El hilo rojo.


 3

-¿Estoy enloqueciendo?

-¿Por qué lo dices?

-No lo sé, usted es el doctor, debería saberlo. -Respondió con la mirada perdida.-

-Sky yo no creo que se trate de eso. -Su teléfono sonó interrumpiendo la sesión.- Dame un minuto.

 Ella se levantó del diván, se puso su chamarra mientras él se distraía contestando la llamada.Lo observó y sin decir nada salió del consultorio.
Cuando él colgó tomó una profunda bocanada de aire, no podía decirle lo que sabía, estaría quebrantando su juramento de confidencialidad.

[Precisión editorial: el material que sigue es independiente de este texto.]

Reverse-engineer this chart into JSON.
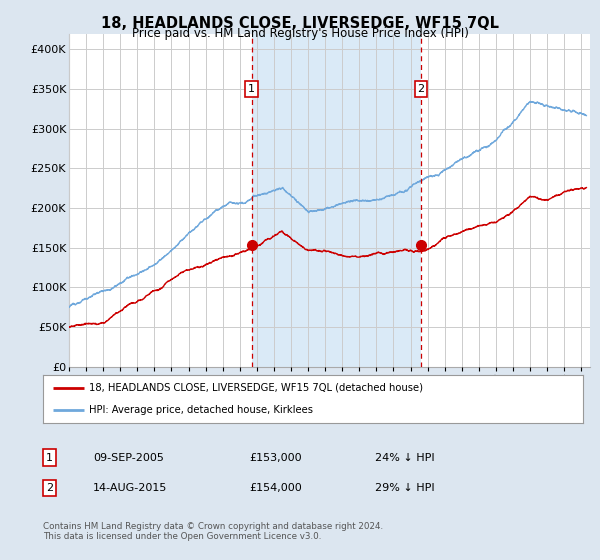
{
  "title": "18, HEADLANDS CLOSE, LIVERSEDGE, WF15 7QL",
  "subtitle": "Price paid vs. HM Land Registry's House Price Index (HPI)",
  "ylim": [
    0,
    420000
  ],
  "xlim_start": 1995.0,
  "xlim_end": 2025.5,
  "sale1_date": 2005.69,
  "sale1_price": 153000,
  "sale1_label": "1",
  "sale2_date": 2015.62,
  "sale2_price": 154000,
  "sale2_label": "2",
  "legend_line1": "18, HEADLANDS CLOSE, LIVERSEDGE, WF15 7QL (detached house)",
  "legend_line2": "HPI: Average price, detached house, Kirklees",
  "table_row1": [
    "1",
    "09-SEP-2005",
    "£153,000",
    "24% ↓ HPI"
  ],
  "table_row2": [
    "2",
    "14-AUG-2015",
    "£154,000",
    "29% ↓ HPI"
  ],
  "footnote": "Contains HM Land Registry data © Crown copyright and database right 2024.\nThis data is licensed under the Open Government Licence v3.0.",
  "hpi_color": "#6fa8dc",
  "sale_color": "#cc0000",
  "vline_color": "#cc0000",
  "bg_color": "#dce6f0",
  "plot_bg": "#ffffff",
  "shade_color": "#daeaf7",
  "grid_color": "#cccccc"
}
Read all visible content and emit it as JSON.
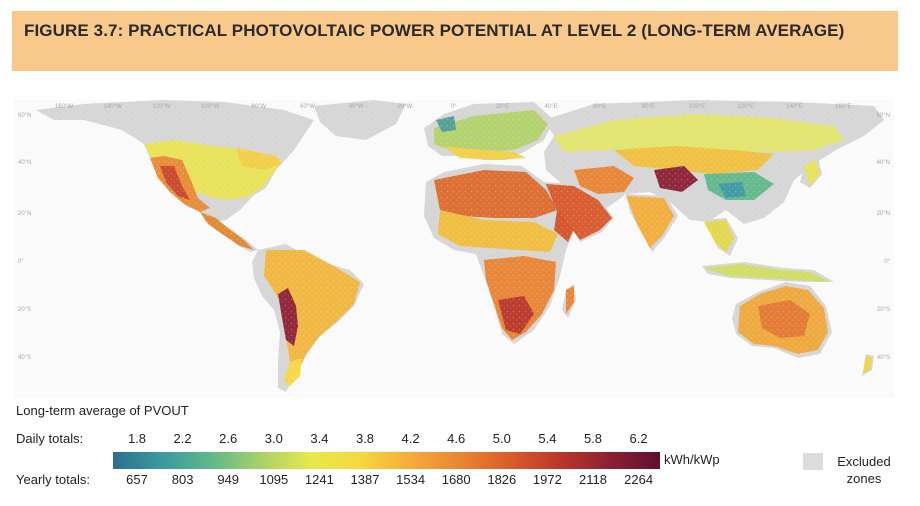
{
  "figure": {
    "title": "FIGURE 3.7: PRACTICAL PHOTOVOLTAIC POWER POTENTIAL AT LEVEL 2 (LONG-TERM AVERAGE)"
  },
  "map": {
    "longitude_ticks": [
      "160°W",
      "140°W",
      "120°W",
      "100°W",
      "80°W",
      "60°W",
      "40°W",
      "20°W",
      "0°",
      "20°E",
      "40°E",
      "60°E",
      "80°E",
      "100°E",
      "120°E",
      "140°E",
      "160°E"
    ],
    "latitude_ticks": [
      "60°N",
      "40°N",
      "20°N",
      "0°",
      "20°S",
      "40°S"
    ]
  },
  "legend": {
    "title": "Long-term average of PVOUT",
    "daily_label": "Daily totals:",
    "yearly_label": "Yearly totals:",
    "daily_values": [
      "1.8",
      "2.2",
      "2.6",
      "3.0",
      "3.4",
      "3.8",
      "4.2",
      "4.6",
      "5.0",
      "5.4",
      "5.8",
      "6.2"
    ],
    "yearly_values": [
      "657",
      "803",
      "949",
      "1095",
      "1241",
      "1387",
      "1534",
      "1680",
      "1826",
      "1972",
      "2118",
      "2264"
    ],
    "unit": "kWh/kWp",
    "excluded_label": "Excluded zones"
  },
  "colors": {
    "title_background": "#f9c98c",
    "excluded": "#dcdcdc",
    "scale_low": "#2d6e8e",
    "scale_mid": "#f6d93e",
    "scale_high": "#5e1030"
  }
}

-Sky creo que debes darte otra oportunidad. -Guardó silencio al percatarse que ella se había marchado.-

Sky caminó por entre las calles, completamente ausente, recordando al hombre que amaba, la bella sonrisa de su hija y aquel terrible día en que los perdió.
Caminó sin darse cuenta hasta el mirador del puente Brooklyn, estaba sola, se secó las lágrimas  y cerró su chamarra, su cabello flotó cuando una ráfaga de aire la envolvió, como si sintiera compasión por su agobio.

-Sky. -Susurró Jonathan.-

-¿Qué haces aquí?

-Lo mismo me preguntaba. -Dijo lanzando sobre ella una mirada de extrañeza.- Planeaba lanzarme del puente pero entonces te vi y me preguntaba si la vida me estaba dando otra oportunidad. -Dijo lleno de ironía.-

-Tengo que irme.

Ella se dio la vuelta y él la sujetó del brazo.

-¡Quédate! Sé mi razón para no perder la fé.

Ella lo miró, sus ojos azules brillaron de una manera extraordinaria, sonrió incrédula de la decisión que estaba a punto de tomar.